Recommender System

We want to build a content based recommender system for TV Shows based on the subtitle.

1. Content-based recommendation

Content based recommendation works by extracting features from documents and creating a profile for a user based on those features. If we have both these elements we can simply match a user to new TV Shows based on similarity measures like the cosine similarity.

2. Feature vectors for TV Shows

In our case, the features are the topics, and the feature vectors are exactly the output of our processing step. We have no work to do.

3. Feature vector for users

In this case, we need to have an input from the user : we need him to give us a list of TV Shows he likes.

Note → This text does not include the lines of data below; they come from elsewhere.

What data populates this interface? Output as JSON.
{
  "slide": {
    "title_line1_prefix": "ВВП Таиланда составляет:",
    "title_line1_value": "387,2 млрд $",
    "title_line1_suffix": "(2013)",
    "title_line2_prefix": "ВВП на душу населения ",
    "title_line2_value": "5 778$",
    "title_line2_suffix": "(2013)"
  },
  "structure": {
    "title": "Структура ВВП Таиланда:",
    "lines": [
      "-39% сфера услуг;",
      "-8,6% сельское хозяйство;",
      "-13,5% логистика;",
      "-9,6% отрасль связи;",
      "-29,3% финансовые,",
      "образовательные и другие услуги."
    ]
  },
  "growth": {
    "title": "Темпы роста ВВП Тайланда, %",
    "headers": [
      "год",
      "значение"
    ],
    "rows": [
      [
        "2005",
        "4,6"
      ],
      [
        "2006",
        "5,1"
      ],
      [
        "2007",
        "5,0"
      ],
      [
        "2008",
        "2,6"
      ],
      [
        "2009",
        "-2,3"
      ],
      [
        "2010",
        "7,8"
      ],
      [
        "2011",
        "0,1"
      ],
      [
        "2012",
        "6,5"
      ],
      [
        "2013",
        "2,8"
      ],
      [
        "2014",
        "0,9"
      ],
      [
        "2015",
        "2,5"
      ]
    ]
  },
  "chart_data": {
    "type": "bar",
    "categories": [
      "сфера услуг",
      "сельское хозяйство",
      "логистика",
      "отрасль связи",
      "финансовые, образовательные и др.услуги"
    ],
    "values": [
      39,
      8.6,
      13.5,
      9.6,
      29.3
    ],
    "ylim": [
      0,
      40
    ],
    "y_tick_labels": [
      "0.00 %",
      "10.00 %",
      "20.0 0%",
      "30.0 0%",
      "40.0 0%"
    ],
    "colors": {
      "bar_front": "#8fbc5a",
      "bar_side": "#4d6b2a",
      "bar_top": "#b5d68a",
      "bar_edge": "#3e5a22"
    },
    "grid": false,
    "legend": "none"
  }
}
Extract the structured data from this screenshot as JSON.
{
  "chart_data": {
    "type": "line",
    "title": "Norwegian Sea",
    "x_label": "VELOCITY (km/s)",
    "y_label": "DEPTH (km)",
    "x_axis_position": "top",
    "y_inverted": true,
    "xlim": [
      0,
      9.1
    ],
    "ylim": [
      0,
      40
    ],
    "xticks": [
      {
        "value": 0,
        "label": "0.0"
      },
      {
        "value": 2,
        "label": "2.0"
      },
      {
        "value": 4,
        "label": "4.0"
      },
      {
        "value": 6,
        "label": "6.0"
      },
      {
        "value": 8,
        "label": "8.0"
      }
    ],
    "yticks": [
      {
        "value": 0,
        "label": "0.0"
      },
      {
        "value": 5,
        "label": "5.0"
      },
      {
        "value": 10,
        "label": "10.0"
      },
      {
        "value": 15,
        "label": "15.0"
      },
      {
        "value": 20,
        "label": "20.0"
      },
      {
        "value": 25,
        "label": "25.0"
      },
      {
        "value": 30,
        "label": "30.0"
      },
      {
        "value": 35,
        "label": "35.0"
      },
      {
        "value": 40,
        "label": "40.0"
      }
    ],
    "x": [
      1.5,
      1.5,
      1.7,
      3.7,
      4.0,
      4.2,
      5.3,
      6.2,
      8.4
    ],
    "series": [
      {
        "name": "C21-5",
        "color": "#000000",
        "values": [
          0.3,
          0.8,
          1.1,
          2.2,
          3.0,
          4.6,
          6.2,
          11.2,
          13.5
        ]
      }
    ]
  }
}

Based on this input, and the feature vectors from these TV Shows we can create a composite user profile.

4. Recommendation

Once we have this information, we have to find shows that are close in terms of topics to the users profile.

If U is the user profile vector (of dimension K, the number of topics), and Q is the the feature vector of some TV Show we can compute the similarity of these vectors by using the cosine metric :

cos(U,Q) = <U,Q>/||<U,Q>||

We can run on our dataset of TV Show a search to find the best match for the user U based on this simple metric.

5. Collaborative recommendations [Optional]

If we can, we would like to improve our recommender system by making collaborative recommendations. The goal here would be to make those recommendations more accurate. 

To achieve that, we could ask the user to rate the relevancy of the results he gets from the system and take this rating into consideration.